For about 8 1/2 years, starting with a prompt from Jonathan, I’ve been Anglotopia’s official conduit for news on the Glastonbury Festival. And while it can be frustrating as all Hell to collate all the news on the festival from the NME and condense them all into a fairly digestible post, it’s always interesting to learn more about the festival. Whether it’s the Great or the Kanye West Deciding To Make His Sampling of “21st Century Schizoid Man,” (the aural equivalent of Goya’s Black Paintings) For A Self-Aggrandizing Rant Disguised As A Rap Song Only Be His Second Worst Mangling Of The British Classic Rock Canon:
But, of course, the pandemic’s still on, and, as I write this, not only is the UK (not merely England, but Scotland, Wales, and Northern Ireland now) still under lockdown, there’s still very little end in sight, with Reuters reporting that the UK has recently given local councils the power to potentially extend lockdowns until July 17. And, given that both festivals and the virus thrive under the same circumstances (with lots of close contact and clustering of people), this has raised a lot of questions about whether many festivals can go on under these circumstances, even with a vaccine already being rolled out and counterbalanced by a newer, more virulent, strain of the virus.
While, earlier in the month, Emily Eavis had to assure the fans that it hadn’t been canceled after Mel B of the Spice Girls sounded the alarm a bit too early, on January 21, they decided the show couldn’t go on:
With great regret, we must announce that this year’s Glastonbury Festival will not take place, and that this will be another enforced fallow year for us. Tickets for this year will roll over to next year. Full statement below and on our website. Michael & Emily pic.twitter.com/SlNdwA2tHd
— Glastonbury Festival (@glastonbury) January 21, 2021
So, the statement should be visible from here, so I won’t repeat it. This is the second year in a row that COVID has forced the Glastonbury Festival’s cancellation, although, of course, tickets will still roll over into the next year, in hopes that the situation will finally improves by that time.
To quote Dr Michael Head, Senior Research Fellow in Global Health at the University of Southampton, on how many people would have to be vaccinated before festivals can safely resume:
“We’d want a bare minimum of 50% of the population to be vaccinated, but probably more like 60%. That would probably take us towards the end of the summer at around August or September. If you were planning something very large like Glastonbury, I’d probably be waiting until next year for sure.”
And this sounds like an interesting new segue to an interview Michael Eavis gave with LBC, in which he teased another possibility: a smaller festival in September.
Quoth Michael Eavis: “I would like to do something in September. I would like to do something smaller somewhere around the anniversary date of when we started, which was the 18th of September 1970. I would like to consider possibly doing something around that time.” When asked if this would have involved some of the artists who would have played in this year’s festival (for instance, headliners Paul McCartney, Taylor Swift, and Kendrick Lamar), he replied: “Yes, but I do need to get reassurance from the ethics people.”

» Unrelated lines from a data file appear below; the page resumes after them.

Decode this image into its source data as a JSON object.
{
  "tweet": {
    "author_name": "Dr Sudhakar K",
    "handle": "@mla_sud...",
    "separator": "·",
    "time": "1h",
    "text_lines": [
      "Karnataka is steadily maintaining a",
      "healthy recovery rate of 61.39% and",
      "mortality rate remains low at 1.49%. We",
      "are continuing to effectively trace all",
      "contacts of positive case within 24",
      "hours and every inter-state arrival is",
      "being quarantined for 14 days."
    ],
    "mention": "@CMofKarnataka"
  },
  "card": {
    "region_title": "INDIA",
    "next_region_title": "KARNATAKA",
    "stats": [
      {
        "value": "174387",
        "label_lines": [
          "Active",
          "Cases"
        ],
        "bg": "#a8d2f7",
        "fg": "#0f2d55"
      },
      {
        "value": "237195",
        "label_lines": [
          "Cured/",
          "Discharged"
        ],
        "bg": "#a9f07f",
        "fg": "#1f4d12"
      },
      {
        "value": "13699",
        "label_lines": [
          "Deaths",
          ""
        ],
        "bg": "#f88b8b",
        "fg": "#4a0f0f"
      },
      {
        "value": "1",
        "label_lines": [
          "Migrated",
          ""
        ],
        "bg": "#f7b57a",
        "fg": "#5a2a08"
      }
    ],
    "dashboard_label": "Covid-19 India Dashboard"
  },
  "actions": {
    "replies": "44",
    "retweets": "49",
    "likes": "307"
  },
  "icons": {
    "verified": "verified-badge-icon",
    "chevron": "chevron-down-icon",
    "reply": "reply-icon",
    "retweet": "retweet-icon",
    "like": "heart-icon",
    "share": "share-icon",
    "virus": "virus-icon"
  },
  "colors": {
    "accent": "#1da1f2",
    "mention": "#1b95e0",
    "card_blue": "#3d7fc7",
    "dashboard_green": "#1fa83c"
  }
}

He also explained what exactly convinced him to cancel this year’s festival, saying: “I’d been talking to the big-wigs at Imperial College day-by-day, and last night was the last straw when they said ‘no, this is really not going to happen’… Six different people that were working on a trial at the farm only realised yesterday that they couldn’t get it through the ethics committee.” Even plans of a smaller festival with only 50,000 revelers and not 200,000 didn’t change things.
That said, he remains “very confident” about the festival’s future with the support fans have shown even with two consecutive cancellations.